Brazil rail operator expects container volume to stay strong in 2016

Brazil rail operator MRS Logistica SA’s expects container volume to rise at least 10 percent year-over-year in 2016 after volume jumped 34 percent during the first 10 months of this year compared to the same period in 2014.

Regular, fixed services out of the port of Santos and a hefty rise in its movement of paper and pulp and auto products drove the growth despite the recession rippling through Brazil. MRS Logistica expects to the end the year having handled more than 68,000 twenty-foot-equivalent units.

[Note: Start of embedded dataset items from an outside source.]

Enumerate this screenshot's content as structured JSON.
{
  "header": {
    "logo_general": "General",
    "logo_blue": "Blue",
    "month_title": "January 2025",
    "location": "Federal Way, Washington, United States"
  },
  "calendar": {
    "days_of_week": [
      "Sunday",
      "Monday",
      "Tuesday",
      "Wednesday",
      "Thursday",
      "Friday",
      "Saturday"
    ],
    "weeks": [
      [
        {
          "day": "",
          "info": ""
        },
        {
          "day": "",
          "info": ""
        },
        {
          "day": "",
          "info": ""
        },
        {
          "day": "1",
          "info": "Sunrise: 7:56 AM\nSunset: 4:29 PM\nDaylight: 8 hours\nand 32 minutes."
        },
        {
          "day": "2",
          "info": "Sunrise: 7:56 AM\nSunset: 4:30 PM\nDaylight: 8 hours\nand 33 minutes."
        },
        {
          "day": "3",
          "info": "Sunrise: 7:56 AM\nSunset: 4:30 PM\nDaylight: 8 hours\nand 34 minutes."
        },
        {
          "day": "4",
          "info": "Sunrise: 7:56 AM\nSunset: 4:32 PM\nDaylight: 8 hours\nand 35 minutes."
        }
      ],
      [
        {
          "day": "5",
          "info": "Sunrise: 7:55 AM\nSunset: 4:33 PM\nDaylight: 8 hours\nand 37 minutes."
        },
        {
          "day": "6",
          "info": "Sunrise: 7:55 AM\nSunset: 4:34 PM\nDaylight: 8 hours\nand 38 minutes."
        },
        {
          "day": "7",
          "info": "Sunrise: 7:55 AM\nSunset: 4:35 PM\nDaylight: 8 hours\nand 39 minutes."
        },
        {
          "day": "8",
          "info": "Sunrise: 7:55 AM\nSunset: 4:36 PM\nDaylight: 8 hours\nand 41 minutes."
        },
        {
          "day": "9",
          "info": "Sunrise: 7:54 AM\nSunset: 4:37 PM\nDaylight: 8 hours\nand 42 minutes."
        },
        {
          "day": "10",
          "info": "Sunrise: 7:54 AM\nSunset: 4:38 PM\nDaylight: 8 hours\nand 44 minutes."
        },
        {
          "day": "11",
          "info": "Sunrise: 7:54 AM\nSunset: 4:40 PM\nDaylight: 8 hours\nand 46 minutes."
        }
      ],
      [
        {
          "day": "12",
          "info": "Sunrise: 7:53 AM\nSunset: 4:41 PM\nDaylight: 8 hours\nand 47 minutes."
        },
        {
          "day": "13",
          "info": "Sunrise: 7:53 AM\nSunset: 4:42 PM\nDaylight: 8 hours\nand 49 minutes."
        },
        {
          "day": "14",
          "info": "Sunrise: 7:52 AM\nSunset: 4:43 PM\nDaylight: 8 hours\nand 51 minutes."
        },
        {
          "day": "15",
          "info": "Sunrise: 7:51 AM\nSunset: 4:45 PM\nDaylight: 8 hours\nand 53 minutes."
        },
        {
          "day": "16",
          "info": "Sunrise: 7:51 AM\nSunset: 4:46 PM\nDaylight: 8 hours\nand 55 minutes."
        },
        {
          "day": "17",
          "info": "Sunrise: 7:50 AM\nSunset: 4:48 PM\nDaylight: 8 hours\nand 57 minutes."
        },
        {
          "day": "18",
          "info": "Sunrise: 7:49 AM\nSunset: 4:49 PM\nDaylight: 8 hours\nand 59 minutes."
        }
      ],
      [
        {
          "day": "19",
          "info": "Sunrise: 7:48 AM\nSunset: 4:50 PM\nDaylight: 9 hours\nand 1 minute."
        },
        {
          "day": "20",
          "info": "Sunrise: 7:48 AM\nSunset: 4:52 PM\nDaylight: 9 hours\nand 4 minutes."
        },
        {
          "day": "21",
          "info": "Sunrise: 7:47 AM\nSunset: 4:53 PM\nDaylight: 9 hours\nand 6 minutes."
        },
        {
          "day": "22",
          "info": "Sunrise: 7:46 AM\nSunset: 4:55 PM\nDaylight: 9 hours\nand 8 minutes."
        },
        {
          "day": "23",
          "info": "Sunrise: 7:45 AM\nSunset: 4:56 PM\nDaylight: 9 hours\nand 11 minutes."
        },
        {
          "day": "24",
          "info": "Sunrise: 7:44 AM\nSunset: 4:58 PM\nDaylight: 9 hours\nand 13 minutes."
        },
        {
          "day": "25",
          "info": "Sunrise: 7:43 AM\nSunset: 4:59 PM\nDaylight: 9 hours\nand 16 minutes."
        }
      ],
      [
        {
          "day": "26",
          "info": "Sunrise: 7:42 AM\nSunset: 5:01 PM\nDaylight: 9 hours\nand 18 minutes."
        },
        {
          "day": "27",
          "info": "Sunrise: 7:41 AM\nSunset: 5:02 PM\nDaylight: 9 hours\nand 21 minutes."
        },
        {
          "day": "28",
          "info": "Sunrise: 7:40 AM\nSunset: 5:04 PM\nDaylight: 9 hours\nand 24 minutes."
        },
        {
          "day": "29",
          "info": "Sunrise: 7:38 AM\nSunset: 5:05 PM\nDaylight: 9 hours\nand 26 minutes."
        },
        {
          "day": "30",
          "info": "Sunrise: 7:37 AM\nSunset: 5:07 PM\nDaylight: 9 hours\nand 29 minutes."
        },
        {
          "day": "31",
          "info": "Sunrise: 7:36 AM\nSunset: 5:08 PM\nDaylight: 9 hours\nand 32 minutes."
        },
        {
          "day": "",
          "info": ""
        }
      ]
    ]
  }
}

The Juiz da Fora-based company’s pulp and paper container count skyrocketed 114 percent year-over-year to 12,146 TEUs from January to October. Automotive parts and products have also been very strong this year, rising a healthy 49 percent to 11,132 TEUs this year from 7,448 TEUs between January and October 2014.

The rail operator – which operates some 1,643 kilometres (1,021 miles) of track in the Southeast of Brazil in the country’s wealthiest states of Rio de Janeiro, Belo Horizonte and Sao Paulo – earlier this year set up regular, direct services into five of the seven container terminals operating in the port of Santos.

MRS Logistica in August began to serve the two Grupo Libra box terminals (T-35 and T-37) on the right bank of the port of Santos and at the start of 2015 the rail operator began a service to Embraport on the left bank.

Ecoporto Santos, also located on the right bank, is now in the process of setting up a regular rail link with MRS Logistica.

Extra investment in hardware and a number of infrastructure improvements — including a 40 million reais ($10 million) spur line linking the original network to Embraport — have paved the way for the expanding cargo flows, according to Elisa Guimaraes Figueiredo, sales manager for MRS Logistica.

“One of the reasons our volumes have grown so much this year is that for the first time we have created a fixed schedule for our train services into the port of Santos,” Figueiredo told local journalists.

New trends in shipping, such as the containerization of paper and pulp products, have also driven the company’s gains, but regular departures and arrivals are what really make the service, she said.

"In the past, we used to wait to fill the train before we would depart. Today, this train leaves at the fixed hour, loaded or unloaded. Obviously, at first, it was a gamble for us, but it was the best thing to do. Shippers in the automotive sector, for example, are extremely worried about Just-in-Time, because they can see their assembly lines grind to a halt if they are short of components.”

These regular fixed services run to three key industrial parks for loading and unloading. They are Sumare, which is northwest of Sao Paulo, Suzano, which is east of Sao Paulo on the road to Rio de Janeiro, and Vale do Paraiba, which is northwest of Rio de Janeiro and close to the Resende industrial city and many car manufacturers.